The regulation’s scope is considered to be broad, potentially capturing ESG rating and data providers, including ESG consultancy or service providers. The proposed regulatory regime is expected to be more onerous than the current regime for benchmark administrators or credit rating agencies. There are concerns that smaller ESG ratings providers may be disproportionately affected by the regulation and find it harder to compete with larger providers.

Lorraine Johnston, Financial Regulatory Partner at law firm Ashurst said:

“Regulation of data providers has been trailed for a while, we’ve known that it was coming since early last year, but today’s publication provides the significant detail.

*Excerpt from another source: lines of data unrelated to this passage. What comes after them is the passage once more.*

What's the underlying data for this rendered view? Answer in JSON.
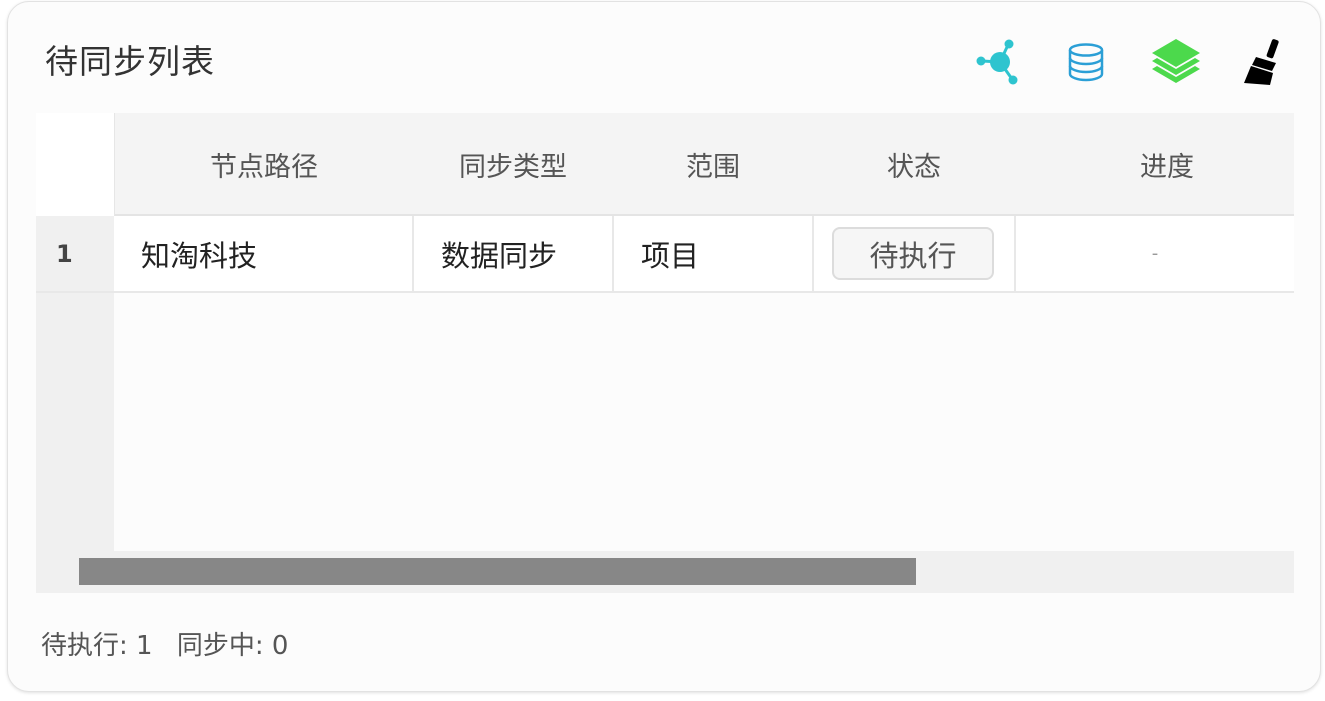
{
  "panel": {
    "title": "待同步列表",
    "toolbar": {
      "icons": [
        "graph-network-icon",
        "database-icon",
        "layers-icon",
        "broom-icon"
      ],
      "colors": {
        "graph": "#2ec4cf",
        "database": "#2b9fd6",
        "layers": "#4cd94c",
        "broom": "#000000"
      }
    }
  },
  "table": {
    "columns": [
      "节点路径",
      "同步类型",
      "范围",
      "状态",
      "进度"
    ],
    "rows": [
      {
        "index": "1",
        "path": "知淘科技",
        "type": "数据同步",
        "scope": "项目",
        "status": "待执行",
        "progress": "-"
      }
    ]
  },
  "footer": {
    "pending": "待执行: 1",
    "syncing": "同步中: 0"
  }
}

Importantly the net has been cast wide. Very wide. The new activity is set out as: ‘the direct provision of an assessment of environmental, social, or governance factors to a user in the UK, where the assessment is used in relation to a specified investment in the RAO, unless an exclusion applies’. This will capture ESG rating and data providers. Those entities who see themselves as ESG consultancy or service providers will now be in scope.

This is important because it is arguably a more onerous regime than the more limited scope for benchmark administrators or credit rating agencies.

Expect significant pushback. And possibly rightly so.”

Dave Rome, Strategic Director of Corporate Lending at law firm Ashurst said:

”A degree of regulation might be useful in creating a transparent and level playing field, possibly leading to less debate around greenwashing. That being said, this has to put in place as soon as possible, co-ordinated across jurisdictions including the EU and USA and focused on supporting green or sustainability linked financing rather than providing the finance industry with another opportunity to procrastinate or debate the validity of transition finance be it light or dark green. We don’t have the time for such continual debate” 

Lee Doyle, Partner and Global Co-Chair of Bank Industry at law firm Ashurst said:

Regulating such a systemic matter is essential – but global (and at a minimum European) co-ordination will be needed for the true value to be attained.”